Gehen wir davon aus, dass in Zukunft für den Familienverbrauch Einkünfte von rund eineinhalb Stellen nötig sind, so ist es nötig, dass der Betrieb auch in Zukunft Einkünfte in der Höhe von mind. 70 bis 80 Prozent eines normalen Arbeitsplatzes bringt. Wie sehen Sie die Weiterentwicklung im Betrieb?
Christian Tschirren: Das ist ein Thema, das uns stark beschäftigt. Wir sehen heute schon, dass in unserem Betrieb die Tierhaltung eine wichtige Komponente für Arbeit und Verdienst darstellt. So können wir auch in Zukunft nicht darauf verzichten. Im Gegenteil müssen wir uns überlegen, diesen Bereich weiter auszubauen. Der Betrieb bleibt eine wichtige Einkommensquelle und muss deshalb wie auf einem Haupterwerbsbetrieb weiterentwickelt werden.
Claudia Tschirren: Das lässt sich aber so leichter machen, wenn Christian zu Hause ist und ich auswärts.
Christian Tschirren: Andererseits muss der Ausbau im Betrieb wirklich gut geplant sein, damit nicht einfach nur mehr Arbeit anfällt, sondern vor allem das Einkommen auch weiterhin gewährleistet ist. Wichtig ist dabei, dass wir bei der einfachen Betriebsorganisation von heute bleiben oder noch mehr vereinfachen.
Wenn man Ihnen zuhört, ist Ihr Betrieb alles andere als ein Auslaufbetrieb, der so dahinplätschert. Im Gegenteil, es findet eine dynamische Betriebsführung statt, bei der ganz bewusst Frau und Mann miteinbezogen sind, bei der Flexibilität angesagt ist und das gegenseitige Gespräch eine sehr wichtige Rolle spielt. Beide müssen beweglich sein.
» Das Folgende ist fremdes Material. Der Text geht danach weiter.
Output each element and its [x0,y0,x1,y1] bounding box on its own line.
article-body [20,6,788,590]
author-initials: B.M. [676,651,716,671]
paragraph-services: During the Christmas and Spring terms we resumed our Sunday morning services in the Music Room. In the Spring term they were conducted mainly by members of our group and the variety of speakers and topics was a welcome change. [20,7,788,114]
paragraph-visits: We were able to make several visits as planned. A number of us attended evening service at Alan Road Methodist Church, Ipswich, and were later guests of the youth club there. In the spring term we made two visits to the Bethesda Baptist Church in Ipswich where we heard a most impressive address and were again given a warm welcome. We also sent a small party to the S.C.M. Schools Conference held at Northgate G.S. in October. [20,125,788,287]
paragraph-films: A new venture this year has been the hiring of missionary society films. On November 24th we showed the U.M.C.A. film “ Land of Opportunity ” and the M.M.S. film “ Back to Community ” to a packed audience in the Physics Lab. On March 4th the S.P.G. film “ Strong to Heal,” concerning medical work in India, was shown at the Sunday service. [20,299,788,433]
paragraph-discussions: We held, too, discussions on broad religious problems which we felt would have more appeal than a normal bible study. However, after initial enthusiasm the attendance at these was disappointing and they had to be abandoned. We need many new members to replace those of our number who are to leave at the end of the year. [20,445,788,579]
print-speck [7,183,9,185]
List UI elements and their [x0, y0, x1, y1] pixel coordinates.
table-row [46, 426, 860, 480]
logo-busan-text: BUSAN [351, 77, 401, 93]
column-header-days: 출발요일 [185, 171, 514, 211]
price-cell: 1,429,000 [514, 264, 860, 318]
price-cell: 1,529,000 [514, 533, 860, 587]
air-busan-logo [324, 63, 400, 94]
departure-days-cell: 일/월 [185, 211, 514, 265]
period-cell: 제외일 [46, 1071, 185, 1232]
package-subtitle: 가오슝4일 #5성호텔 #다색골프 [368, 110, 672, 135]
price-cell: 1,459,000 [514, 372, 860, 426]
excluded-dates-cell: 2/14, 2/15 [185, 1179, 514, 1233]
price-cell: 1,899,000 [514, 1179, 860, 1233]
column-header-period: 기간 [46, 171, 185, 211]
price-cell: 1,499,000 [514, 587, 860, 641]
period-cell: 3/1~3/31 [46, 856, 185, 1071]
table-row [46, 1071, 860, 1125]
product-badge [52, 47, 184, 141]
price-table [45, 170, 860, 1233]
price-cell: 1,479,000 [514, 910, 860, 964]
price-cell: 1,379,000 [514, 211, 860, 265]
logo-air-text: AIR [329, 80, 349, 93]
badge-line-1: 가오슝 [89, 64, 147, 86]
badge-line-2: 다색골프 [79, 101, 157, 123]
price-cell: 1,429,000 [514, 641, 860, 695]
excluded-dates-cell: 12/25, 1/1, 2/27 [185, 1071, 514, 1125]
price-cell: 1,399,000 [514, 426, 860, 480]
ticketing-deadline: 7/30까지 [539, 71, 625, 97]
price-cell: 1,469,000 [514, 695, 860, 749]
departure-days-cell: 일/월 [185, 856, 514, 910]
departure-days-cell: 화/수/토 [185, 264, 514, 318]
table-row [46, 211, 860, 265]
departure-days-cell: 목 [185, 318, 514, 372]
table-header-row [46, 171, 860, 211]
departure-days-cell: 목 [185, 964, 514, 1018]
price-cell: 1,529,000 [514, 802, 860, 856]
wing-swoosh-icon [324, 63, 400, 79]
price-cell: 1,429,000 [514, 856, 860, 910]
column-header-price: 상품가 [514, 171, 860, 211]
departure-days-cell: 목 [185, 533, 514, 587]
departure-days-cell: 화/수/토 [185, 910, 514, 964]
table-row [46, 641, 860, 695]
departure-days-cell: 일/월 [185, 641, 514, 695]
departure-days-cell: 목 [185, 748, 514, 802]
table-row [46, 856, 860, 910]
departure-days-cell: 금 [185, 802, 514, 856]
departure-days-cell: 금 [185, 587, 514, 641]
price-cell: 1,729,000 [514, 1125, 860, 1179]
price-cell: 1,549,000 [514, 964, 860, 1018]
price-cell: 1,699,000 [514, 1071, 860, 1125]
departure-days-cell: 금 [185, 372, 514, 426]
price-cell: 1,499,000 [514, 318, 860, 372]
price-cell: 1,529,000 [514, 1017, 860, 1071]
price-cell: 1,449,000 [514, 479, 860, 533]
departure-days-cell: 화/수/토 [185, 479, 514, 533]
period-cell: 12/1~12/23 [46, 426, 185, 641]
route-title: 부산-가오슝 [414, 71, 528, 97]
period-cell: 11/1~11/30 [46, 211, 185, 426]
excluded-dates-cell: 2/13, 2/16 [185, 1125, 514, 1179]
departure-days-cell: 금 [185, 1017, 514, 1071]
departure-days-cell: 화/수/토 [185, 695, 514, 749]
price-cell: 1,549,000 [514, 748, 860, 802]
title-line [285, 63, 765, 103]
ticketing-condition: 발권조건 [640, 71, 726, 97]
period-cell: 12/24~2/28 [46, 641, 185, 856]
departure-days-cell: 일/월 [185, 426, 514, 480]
Während des Gesprächs stellten wir fest, dass eine konkrete Wochenplanung als Umsetzungshilfe gute Dienste leisten könnte. Claudia Tschirren kann nicht vollzeitlich zu Hause Mutter und Hausfrau sein, wie sie sich das idealerweise vorstellte, und Christian Tschirren muss die Welt des Meisterlandwirtes mit der Welt der Hausarbeit in Verbindung bringen. Zu dieser interessanten Aufgabe wünschen wir Ihnen weiterhin alles Gute.